Interestingly a study on endurance athletes from (Gopaladha et al, 2014) found “that the improvement in cardiovascular endurance measured using resisted diaphragmatic breathing is higher than that of resisted abdominal exercises. Hence, this indicates that resisted diaphragmatic breathing exercise (using a small weight plate on stomach, progressive volume over 8 weeks training block) can successfully be incorporated in a fitness training program to improve cardiovascular endurance for sportsmen”.

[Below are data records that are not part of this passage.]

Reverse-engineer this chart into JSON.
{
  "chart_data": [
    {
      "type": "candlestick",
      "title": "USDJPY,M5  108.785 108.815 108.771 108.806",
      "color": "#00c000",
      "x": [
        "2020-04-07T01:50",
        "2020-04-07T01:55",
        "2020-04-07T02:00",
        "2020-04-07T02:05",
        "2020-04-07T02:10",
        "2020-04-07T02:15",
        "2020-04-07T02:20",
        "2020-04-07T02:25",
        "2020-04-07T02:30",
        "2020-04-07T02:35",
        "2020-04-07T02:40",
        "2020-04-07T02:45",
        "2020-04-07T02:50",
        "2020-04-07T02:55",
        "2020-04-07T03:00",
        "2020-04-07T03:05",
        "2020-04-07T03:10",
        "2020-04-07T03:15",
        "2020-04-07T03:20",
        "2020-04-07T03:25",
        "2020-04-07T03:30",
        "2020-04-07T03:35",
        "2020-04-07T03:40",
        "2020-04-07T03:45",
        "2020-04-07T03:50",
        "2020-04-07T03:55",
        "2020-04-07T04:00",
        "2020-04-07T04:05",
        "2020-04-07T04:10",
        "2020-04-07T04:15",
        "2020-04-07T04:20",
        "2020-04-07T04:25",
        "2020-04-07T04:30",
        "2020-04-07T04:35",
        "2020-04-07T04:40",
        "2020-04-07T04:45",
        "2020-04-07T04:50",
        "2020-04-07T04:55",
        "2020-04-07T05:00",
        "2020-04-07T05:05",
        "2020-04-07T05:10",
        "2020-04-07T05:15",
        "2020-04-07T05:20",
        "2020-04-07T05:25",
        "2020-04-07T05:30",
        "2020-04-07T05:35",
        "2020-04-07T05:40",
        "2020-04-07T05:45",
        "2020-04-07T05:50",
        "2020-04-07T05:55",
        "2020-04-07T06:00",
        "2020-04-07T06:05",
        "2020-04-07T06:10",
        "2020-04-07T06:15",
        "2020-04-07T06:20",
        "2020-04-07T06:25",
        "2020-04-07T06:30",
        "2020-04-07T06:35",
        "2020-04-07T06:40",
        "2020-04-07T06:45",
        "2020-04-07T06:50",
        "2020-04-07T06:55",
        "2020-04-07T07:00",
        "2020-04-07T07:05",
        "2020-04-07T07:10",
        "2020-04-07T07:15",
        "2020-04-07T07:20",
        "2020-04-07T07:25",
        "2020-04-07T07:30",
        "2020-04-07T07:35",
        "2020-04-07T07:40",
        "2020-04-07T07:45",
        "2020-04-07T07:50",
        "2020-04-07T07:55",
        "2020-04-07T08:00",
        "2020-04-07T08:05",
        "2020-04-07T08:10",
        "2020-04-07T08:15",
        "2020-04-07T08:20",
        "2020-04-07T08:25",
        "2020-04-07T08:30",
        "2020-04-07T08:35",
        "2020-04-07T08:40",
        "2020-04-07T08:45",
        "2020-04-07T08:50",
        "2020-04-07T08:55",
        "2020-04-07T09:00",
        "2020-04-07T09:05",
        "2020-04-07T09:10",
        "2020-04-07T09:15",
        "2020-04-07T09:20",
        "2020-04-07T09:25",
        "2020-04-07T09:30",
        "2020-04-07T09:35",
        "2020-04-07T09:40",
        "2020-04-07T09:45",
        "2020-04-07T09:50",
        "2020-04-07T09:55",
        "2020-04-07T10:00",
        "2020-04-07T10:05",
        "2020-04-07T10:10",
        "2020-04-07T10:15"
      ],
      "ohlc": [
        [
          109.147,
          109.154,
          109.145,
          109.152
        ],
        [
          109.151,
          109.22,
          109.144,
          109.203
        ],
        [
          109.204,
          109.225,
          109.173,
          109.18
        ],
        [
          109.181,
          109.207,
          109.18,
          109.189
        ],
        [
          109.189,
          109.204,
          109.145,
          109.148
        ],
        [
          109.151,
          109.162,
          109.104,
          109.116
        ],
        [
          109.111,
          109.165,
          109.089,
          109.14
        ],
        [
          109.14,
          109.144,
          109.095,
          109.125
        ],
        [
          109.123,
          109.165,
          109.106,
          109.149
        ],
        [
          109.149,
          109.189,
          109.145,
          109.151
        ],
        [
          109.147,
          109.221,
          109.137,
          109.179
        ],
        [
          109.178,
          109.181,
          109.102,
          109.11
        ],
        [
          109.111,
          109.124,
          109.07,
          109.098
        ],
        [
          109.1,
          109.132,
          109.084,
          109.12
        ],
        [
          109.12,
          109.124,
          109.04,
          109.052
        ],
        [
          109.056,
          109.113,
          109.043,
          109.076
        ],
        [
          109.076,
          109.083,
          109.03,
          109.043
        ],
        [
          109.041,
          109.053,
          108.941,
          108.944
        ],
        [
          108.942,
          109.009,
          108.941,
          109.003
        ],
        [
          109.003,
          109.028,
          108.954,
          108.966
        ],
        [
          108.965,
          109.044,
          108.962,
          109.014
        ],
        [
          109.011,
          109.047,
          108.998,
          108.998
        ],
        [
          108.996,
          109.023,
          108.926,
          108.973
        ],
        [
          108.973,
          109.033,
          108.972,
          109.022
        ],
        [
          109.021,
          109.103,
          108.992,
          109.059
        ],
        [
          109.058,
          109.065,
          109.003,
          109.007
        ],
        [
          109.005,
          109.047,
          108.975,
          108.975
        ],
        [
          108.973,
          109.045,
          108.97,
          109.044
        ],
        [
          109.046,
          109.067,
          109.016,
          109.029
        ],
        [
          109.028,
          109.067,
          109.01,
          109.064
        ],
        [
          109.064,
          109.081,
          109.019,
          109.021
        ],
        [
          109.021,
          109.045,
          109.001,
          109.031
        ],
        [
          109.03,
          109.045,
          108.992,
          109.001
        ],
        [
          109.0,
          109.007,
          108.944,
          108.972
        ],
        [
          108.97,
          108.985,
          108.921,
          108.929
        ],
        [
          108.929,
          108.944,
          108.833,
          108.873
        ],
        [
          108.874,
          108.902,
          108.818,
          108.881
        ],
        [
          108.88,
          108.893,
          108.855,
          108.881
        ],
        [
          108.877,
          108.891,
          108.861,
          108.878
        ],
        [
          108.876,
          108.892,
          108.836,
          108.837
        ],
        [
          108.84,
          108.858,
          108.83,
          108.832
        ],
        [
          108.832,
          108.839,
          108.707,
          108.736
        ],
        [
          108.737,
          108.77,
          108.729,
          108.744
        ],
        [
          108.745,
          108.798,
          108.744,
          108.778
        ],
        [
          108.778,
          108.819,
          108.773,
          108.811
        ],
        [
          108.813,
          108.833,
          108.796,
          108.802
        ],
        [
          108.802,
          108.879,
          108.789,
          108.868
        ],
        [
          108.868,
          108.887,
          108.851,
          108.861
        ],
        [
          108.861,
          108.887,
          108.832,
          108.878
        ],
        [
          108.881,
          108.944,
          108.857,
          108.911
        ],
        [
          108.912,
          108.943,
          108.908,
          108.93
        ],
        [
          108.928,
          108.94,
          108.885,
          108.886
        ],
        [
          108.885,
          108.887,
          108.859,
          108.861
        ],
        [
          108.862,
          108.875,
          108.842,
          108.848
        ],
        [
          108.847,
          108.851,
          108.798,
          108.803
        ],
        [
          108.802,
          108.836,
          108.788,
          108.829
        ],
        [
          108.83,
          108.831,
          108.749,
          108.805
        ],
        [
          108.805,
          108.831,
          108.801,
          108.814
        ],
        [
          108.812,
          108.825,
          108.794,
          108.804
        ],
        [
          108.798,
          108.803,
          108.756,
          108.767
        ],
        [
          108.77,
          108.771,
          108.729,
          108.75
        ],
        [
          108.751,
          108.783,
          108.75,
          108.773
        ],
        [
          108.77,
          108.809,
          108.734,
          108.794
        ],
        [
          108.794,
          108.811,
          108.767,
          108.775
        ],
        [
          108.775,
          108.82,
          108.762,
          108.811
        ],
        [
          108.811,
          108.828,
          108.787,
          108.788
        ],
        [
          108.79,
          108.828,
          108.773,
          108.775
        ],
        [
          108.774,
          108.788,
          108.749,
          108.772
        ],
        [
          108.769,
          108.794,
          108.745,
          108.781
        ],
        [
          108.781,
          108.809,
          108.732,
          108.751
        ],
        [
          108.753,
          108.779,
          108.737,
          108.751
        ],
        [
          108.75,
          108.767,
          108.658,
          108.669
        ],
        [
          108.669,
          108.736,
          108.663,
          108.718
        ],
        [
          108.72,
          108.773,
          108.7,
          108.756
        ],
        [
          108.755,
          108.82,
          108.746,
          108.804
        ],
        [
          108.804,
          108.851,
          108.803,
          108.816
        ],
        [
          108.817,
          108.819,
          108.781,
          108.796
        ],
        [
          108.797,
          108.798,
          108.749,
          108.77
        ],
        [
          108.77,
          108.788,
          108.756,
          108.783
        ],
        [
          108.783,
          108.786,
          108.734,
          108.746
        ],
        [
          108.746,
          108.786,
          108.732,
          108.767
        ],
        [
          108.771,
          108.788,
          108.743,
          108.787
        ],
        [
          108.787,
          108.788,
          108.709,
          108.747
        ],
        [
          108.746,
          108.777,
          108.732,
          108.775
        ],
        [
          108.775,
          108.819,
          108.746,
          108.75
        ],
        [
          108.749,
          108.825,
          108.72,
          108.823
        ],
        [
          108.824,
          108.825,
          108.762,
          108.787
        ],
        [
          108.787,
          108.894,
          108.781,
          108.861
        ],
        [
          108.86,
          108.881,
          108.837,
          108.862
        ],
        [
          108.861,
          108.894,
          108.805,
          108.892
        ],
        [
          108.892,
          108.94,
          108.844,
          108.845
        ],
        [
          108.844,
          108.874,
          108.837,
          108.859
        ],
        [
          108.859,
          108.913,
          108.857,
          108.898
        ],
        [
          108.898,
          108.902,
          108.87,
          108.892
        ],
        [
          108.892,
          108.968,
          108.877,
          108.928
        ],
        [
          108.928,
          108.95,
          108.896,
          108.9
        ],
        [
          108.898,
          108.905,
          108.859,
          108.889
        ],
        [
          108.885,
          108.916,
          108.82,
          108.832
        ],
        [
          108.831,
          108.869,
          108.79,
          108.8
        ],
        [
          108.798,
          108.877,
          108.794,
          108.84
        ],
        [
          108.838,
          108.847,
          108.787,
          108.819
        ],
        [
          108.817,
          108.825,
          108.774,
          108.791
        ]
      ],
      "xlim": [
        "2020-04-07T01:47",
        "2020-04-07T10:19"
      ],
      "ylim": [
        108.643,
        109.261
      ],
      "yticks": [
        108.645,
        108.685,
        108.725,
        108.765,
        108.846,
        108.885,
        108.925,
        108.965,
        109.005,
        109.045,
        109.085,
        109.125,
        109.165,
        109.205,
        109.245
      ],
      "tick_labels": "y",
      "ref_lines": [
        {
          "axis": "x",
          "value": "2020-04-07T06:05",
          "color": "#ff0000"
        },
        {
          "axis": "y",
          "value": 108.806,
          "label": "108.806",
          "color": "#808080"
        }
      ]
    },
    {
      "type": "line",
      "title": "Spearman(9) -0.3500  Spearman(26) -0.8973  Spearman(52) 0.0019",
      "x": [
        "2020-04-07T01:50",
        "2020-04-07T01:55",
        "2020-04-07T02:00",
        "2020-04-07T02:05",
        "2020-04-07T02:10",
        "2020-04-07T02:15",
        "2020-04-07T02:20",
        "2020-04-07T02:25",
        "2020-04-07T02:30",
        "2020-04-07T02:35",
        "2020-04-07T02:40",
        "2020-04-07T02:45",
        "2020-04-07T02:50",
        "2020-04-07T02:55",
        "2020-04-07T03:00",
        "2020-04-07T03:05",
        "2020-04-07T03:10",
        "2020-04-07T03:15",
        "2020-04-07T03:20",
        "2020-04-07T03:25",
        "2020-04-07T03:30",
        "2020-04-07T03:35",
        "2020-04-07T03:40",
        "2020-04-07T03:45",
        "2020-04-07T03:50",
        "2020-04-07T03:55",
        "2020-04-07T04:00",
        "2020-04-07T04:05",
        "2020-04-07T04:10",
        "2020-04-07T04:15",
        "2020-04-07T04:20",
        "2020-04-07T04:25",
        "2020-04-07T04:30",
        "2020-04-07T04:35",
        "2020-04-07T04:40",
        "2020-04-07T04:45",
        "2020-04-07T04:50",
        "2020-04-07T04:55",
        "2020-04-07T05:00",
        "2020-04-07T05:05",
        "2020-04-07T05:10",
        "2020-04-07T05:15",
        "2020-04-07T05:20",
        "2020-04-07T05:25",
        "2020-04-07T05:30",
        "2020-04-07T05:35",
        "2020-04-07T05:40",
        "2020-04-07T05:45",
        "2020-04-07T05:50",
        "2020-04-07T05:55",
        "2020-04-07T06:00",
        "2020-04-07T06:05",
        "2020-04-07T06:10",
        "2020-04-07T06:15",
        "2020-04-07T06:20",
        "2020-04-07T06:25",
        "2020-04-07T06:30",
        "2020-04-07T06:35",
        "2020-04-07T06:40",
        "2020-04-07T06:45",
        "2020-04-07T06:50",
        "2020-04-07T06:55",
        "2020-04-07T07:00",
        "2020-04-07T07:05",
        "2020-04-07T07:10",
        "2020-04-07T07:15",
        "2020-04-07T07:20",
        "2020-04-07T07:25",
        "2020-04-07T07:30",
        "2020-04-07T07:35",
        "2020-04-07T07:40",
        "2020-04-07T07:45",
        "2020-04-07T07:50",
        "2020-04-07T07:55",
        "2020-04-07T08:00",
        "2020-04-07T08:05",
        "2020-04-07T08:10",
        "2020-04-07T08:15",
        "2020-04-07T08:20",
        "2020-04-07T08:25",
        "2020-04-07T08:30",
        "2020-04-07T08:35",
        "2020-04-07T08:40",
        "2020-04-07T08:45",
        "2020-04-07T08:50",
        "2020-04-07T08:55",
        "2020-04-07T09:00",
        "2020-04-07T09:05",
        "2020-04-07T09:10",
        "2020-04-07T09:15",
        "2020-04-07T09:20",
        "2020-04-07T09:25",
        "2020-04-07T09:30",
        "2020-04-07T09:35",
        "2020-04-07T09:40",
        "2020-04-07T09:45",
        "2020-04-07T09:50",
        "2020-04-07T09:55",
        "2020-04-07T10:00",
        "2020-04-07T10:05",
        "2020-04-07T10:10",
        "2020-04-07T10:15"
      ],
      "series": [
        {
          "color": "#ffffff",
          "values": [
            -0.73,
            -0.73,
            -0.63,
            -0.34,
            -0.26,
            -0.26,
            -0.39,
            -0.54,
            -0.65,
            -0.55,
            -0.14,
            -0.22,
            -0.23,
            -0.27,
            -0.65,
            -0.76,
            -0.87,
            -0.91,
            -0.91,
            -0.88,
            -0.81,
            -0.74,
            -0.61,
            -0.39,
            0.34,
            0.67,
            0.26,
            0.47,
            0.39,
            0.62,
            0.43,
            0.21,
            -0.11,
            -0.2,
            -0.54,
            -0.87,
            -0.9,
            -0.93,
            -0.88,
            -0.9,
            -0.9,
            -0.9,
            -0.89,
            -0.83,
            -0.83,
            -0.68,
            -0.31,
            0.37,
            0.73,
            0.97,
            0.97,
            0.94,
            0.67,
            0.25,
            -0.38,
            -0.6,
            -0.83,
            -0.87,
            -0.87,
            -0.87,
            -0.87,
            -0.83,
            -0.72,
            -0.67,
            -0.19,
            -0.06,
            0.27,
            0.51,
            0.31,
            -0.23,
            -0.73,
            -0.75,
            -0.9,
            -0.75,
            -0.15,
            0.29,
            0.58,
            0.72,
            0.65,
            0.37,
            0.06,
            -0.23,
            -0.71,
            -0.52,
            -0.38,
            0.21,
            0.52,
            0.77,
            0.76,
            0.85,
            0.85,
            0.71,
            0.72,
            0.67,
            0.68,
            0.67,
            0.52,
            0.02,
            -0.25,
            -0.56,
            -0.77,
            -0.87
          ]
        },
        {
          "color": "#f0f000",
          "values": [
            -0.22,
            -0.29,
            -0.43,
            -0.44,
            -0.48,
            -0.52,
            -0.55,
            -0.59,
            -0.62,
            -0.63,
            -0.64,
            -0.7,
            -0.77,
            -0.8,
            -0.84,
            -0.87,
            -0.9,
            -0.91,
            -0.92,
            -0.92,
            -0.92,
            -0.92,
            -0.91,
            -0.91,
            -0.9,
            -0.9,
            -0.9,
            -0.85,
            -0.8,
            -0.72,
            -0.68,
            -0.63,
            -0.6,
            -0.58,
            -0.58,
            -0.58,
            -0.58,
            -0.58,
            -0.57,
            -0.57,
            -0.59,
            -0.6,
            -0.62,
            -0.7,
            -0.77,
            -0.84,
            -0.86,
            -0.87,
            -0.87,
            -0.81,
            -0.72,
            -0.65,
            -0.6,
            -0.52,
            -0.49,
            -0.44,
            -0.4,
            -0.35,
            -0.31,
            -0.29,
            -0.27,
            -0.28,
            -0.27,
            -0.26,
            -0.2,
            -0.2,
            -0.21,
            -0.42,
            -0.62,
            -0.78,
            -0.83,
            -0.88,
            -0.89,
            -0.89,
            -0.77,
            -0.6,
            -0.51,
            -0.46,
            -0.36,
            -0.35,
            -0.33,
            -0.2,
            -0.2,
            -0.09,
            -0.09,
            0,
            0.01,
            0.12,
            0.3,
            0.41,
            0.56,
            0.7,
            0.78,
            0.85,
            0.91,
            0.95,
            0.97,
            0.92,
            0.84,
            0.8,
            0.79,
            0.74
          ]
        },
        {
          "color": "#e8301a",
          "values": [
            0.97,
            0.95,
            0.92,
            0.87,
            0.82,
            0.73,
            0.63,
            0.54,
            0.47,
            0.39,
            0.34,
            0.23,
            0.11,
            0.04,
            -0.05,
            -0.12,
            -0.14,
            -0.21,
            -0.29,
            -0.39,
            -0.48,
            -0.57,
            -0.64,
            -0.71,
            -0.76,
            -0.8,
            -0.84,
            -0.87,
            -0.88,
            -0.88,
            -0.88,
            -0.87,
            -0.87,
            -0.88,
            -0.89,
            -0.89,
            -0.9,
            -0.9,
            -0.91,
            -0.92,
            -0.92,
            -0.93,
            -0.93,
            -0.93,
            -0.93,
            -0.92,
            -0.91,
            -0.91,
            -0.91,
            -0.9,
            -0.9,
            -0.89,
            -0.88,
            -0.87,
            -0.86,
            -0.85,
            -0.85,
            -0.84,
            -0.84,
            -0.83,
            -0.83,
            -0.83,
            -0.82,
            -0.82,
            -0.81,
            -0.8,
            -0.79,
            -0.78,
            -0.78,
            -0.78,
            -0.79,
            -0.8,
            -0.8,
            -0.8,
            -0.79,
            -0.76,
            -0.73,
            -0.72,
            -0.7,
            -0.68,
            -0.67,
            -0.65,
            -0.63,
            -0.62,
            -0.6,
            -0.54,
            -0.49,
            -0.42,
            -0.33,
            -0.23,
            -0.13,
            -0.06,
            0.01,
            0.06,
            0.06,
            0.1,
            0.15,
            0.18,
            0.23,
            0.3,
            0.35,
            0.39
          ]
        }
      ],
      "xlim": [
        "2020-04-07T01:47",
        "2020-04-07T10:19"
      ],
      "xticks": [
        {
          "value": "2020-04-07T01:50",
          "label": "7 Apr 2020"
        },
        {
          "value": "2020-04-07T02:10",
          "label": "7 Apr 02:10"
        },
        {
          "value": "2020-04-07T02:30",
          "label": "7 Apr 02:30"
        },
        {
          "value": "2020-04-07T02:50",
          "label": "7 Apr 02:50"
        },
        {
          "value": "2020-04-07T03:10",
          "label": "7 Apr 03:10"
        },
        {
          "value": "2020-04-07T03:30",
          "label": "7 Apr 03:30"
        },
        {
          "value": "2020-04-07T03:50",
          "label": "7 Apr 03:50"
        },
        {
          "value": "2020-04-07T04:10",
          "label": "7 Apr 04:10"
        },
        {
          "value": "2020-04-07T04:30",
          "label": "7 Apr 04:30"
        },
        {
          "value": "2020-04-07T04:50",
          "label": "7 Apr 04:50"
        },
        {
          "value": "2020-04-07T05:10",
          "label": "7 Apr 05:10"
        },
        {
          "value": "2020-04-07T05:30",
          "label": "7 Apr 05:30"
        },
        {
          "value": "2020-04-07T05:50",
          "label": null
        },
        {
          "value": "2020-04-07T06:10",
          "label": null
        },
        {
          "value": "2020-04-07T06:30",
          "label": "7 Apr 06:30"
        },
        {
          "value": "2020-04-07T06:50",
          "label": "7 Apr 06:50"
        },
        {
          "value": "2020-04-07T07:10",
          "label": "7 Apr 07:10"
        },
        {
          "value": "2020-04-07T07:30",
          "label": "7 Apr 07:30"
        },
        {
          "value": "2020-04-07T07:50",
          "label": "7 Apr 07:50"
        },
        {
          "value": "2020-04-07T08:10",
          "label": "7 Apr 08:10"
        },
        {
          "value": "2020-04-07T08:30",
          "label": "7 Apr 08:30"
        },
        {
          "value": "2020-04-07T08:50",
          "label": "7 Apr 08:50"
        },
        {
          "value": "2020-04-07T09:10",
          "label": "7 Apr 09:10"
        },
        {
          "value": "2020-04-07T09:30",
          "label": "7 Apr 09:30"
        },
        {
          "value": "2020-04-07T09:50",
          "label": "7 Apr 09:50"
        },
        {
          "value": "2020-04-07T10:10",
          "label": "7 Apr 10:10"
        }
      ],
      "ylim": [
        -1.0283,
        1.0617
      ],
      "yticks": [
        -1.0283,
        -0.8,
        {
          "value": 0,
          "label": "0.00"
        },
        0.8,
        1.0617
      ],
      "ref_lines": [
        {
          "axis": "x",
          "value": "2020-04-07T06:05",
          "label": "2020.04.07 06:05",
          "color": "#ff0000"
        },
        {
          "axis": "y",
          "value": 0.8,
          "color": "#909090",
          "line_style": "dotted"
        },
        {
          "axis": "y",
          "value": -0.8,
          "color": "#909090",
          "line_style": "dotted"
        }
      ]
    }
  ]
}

Whilst this may come as a surprise for some people, would it be that obscure to suggest specific training of the respiratory system using correct breathing mechanics illicit an improvement in endurance? Hopefully this blog post has gone a long way to understanding how implementing diaphragmatic breathing regularly into your day can help improve performance.

The final word

Now had I been an expert at diaphragmatic breathing, I still wouldn’t have turned into a prime Mike Tyson for those 4 minutes. Would I have been able to control my recovery a little better? reduce tension and anxiety? increase longevity of performance using those methods above? Most certainly. I’ve seen instant results by implementing correct breathing techniques on clients, whether that be post training recovery or a tactical parasympathetic breath during the rest period of an intense lactate interval session. Breathing is not a conscious act, but if you truly take time to train it you can experience some pretty cool physiological changes. There are S&C coaches implementing a lot of these techniques and boasting some incredible performance claims. Matt Van Dyke an Associate Director of Applied Sports Science at the University of Texas suggested “These adaptations include increased tolerance of carbon dioxide, increased nitric oxide production, and finally the increase in the number of red blood cells. Each of these can be achieved through the specific implementation of breathing techniques in order to reduce “over-breathing” which is experienced commonly amongst athletes”.

It is something that is so simple, yet so overlooked in pursuit for more complex strength and conditioning methods to improve performance. Breathing is the one of the most fundamental components of life, take the time to do it right.